Tuesday, 10 April 2012


I dreamed of a baby last night. And it wasn’t Grace. I delivered him at the same hospital where Grace was born and as he was handed to me I felt peace. I lowered my shirt, exposed my left breast, cradled him and then watched in awe as his little mouth took hold and I felt my life and love being passed through my milk to him, nourishing him. Then he slept and I watched his chest rise and fall, rise and fall.

The last time I dreamed of a baby was shortly after Grace died. I pointed to a baby lying on the mattress and screamed ‘look, she’s breathing, she’s not dead.’ I scooped her up and held her tight. But she wasn’t Grace either. Grace’s hair is the same shade of brown as mine, but this baby had blonde hair. Just before I woke up I saw a reflection in the mirror of myself holding this baby, who was now a toddler. I was smiling, but a haunted, glazed look in my eyes betrayed my sadness. The toddler was grinning – a pure and shameless grin of joy and her bright blue eyes twinkled.

Wednesday, 4 April 2012


I’m just not sure how much more bad news I can bare. I am heavy with the weight of death and despair firmly bound to my shoulders.  On Monday, my colleague’s father succumbed to cancer.
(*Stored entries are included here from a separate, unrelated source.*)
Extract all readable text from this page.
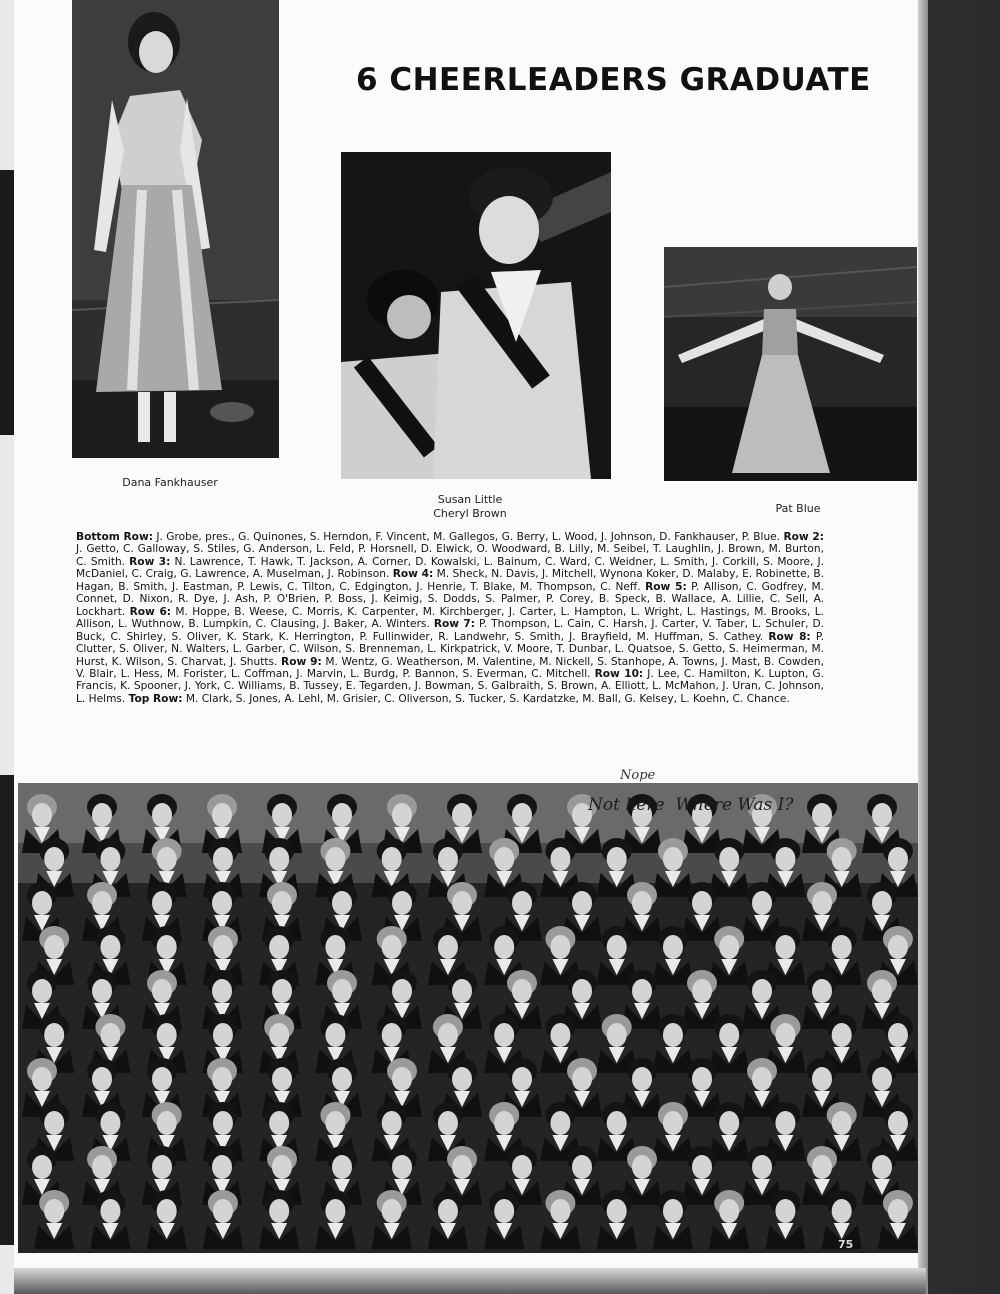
6 CHEERLEADERS GRADUATE
Dana Fankhauser
Susan Little
Cheryl Brown	Pat Blue
Bottom Row: J. Grobe, pres., G. Quinones, S. Herndon, F. Vincent, M. Gallegos, G. Berry, L. Wood, J. Johnson, D. Fankhauser, P. Blue. Row 2: J. Getto, C. Galloway, S. Stiles, G. Anderson, L. Feld, P. Horsnell, D. Elwick, O. Woodward, B. Lilly, M. Seibel, T. Laughlin, J. Brown, M. Burton, C. Smith. Row 3: N. Lawrence, T. Hawk, T. Jackson, A. Corner, D. Kowalski, L. Bainum, C. Ward, C. Weidner, L. Smith, J. Corkill, S. Moore, J. McDaniel, C. Craig, G. Lawrence, A. Muselman, J. Robinson. Row 4: M. Sheck, N. Davis, J. Mitchell, Wynona Koker, D. Malaby, E. Robinette, B. Hagan, B. Smith, J. Eastman, P. Lewis, C. Tilton, C. Edgington, J. Henrie, T. Blake, M. Thompson, C. Neff. Row 5: P. Allison, C. Godfrey, M. Connet, D. Nixon, R. Dye, J. Ash, P. O'Brien, P. Boss, J. Keimig, S. Dodds, S. Palmer, P. Corey, B. Speck, B. Wallace, A. Lillie, C. Sell, A. Lockhart. Row 6: M. Hoppe, B. Weese, C. Morris, K. Carpenter, M. Kirchberger, J. Carter, L. Hampton, L. Wright, L. Hastings, M. Brooks, L. Allison, L. Wuthnow, B. Lumpkin, C. Clausing, J. Baker, A. Winters. Row 7: P. Thompson, L. Cain, C. Harsh, J. Carter, V. Taber, L. Schuler, D. Buck, C. Shirley, S. Oliver, K. Stark, K. Herrington, P. Fullinwider, R. Landwehr, S. Smith, J. Brayfield, M. Huffman, S. Cathey. Row 8: P. Clutter, S. Oliver, N. Walters, L. Garber, C. Wilson, S. Brenneman, L. Kirkpatrick, V. Moore, T. Dunbar, L. Quatsoe, S. Getto, S. Heimerman, M. Hurst, K. Wilson, S. Charvat, J. Shutts. Row 9: M. Wentz, G. Weatherson, M. Valentine, M. Nickell, S. Stanhope, A. Towns, J. Mast, B. Cowden, V. Blair, L. Hess, M. Forister, L. Coffman, J. Marvin, L. Burdg, P. Bannon, S. Everman, C. Mitchell. Row 10: J. Lee, C. Hamilton, K. Lupton, G. Francis, K. Spooner, J. York, C. Williams, B. Tussey, E. Tegarden, J. Bowman, S. Galbraith, S. Brown, A. Elliott, L. McMahon, J. Uran, C. Johnson, L. Helms. Top Row: M. Clark, S. Jones, A. Lehl, M. Grisier, C. Oliverson, S. Tucker, S. Kardatzke, M. Ball, G. Kelsey, L. Koehn, C. Chance.
Nope
Not here  Where Was I?
75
This morning, my husband’s colleague and good friend died from a heart attack. It is so difficult to try and find peace when around every turn people who we love and care about are dropping like flies. Time heals all wounds? Pah. Just as some sense of normality and peace attempts to set in, the next terrible thing happens. The one thing which I really don’t feel like we have on our side at all is time. Because there are no guarantees. Of pregnancy, of babies, of life.  With each second that passes the more distance there is between us and Grace. With each second that passes the closer we are to our own mortality.  Time won’t heal our wounds because death just won’t let up, won’t let us assimilate. Death keeps on picking the scabs off our weeping wounds and infecting them.